Marketers grappling with these demands are entering a dangerous political area: “If I flirt too much with Tesco will Sainsbury slap me in the face?”

Just as manufacturers’ obsession with taking cost and complexity out of their businesses is beginning to bear fruit, this sounds like a recipe for creating yet more expense and confusion.

Catch number three is even more fundamental. When retailers move from cold shoulder to come-on, it may seem as if attitudes are being transformed. At one level they are. But at another level, category management is simply an extension of the policies of the past 20 years.

Its most far-reaching effect may be to enable retailers to incorporate a growing number of manufacturers’ brands into their own marketing sphere of influence, thus reducing their independence into something purely nominal.

Like own-label suppliers, manufacturer brands’ positioning, pricing and margins – indeed, their whole marketing – could increasingly become mere extensions of retailers’ marketing strategies. It may be a win-win partnership instead of a win-lose adversarial relationship, but are the benefits split 50-50 or 90-10?

And who is incurring most of the costs?

Own-label campaigner Dave Nichol, president of Canada’s Loblaw and a senior adviser to cola company Cott, painted one scenario in a recent speech.

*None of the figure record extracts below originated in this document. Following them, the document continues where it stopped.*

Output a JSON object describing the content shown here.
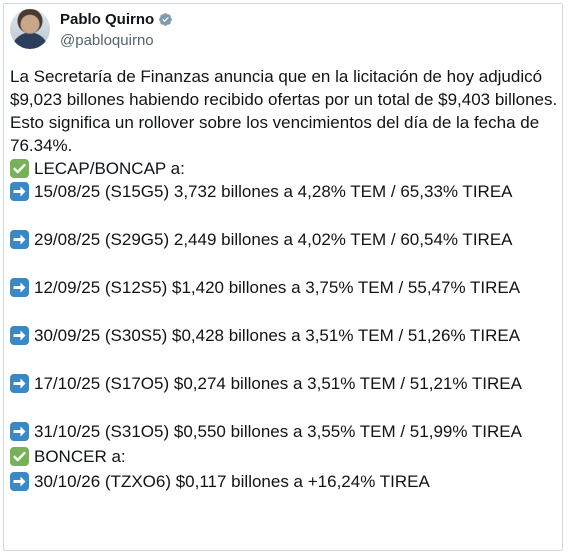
{
  "author": {
    "name": "Pablo Quirno",
    "handle": "@pabloquirno",
    "verified_color": "#829aab"
  },
  "tweet": {
    "intro": "La Secretaría de Finanzas anuncia que en la licitación de hoy adjudicó $9,023 billones habiendo recibido ofertas por un total de $9,403 billones.",
    "rollover": "Esto significa un rollover sobre los vencimientos del día de la fecha de 76.34%.",
    "lecap_header": "LECAP/BONCAP a:",
    "lecap_items": [
      "15/08/25 (S15G5) 3,732 billones a 4,28% TEM / 65,33% TIREA",
      "29/08/25 (S29G5) 2,449 billones a 4,02% TEM / 60,54% TIREA",
      "12/09/25 (S12S5) $1,420 billones a 3,75% TEM / 55,47% TIREA",
      "30/09/25 (S30S5) $0,428 billones a 3,51% TEM / 51,26% TIREA",
      "17/10/25 (S17O5) $0,274 billones a 3,51% TEM / 51,21% TIREA",
      "31/10/25 (S31O5) $0,550 billones a 3,55% TEM / 51,99% TIREA"
    ],
    "boncer_header": "BONCER a:",
    "boncer_items": [
      "30/10/26 (TZXO6) $0,117 billones a +16,24% TIREA"
    ]
  },
  "colors": {
    "check_emoji": "#78b159",
    "arrow_emoji": "#3b88c3",
    "handle_text": "#536471"
  }
}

He suggested retailers who are on the ball will use their manufacturer brands as loss leaders in marketing warfare between retailers, thus doubling and redoubling the pressure on both their margins and their cost structures.

Cutting-edge, or “samurai”, retailers will soon be selling the leading nationally branded products at or below cost every day, Nichol predicted.

He said: “You have to control the mix of every category so that you have a large enough portion of the category’s total sales in high-margin retailer-controlled brands to allow you to sell the ever decreasing national brand portion of the category at or below cost.

“New customers will switch [retailers] for the incredible national brand prices. But when they get to the store they will discover, and end up buying, the samurai-controlled brand busters, the aggressively-priced comparable quality retailer labels, or if they are totally price driven, the retailer-controlled Aldi fighters.”

Don’t get me wrong. Like teenage sex, for most manufacturers category management is an essential stage in life.

It will be genuinely rewarding for the lucky few with the happy combination of outstanding consumer attractiveness and inner resources – and a passage to even greater opportunities.

But for those companies that lack branding or management resource, or whose approach is naive, it may end up being more bruising and costly than they ever anticipated.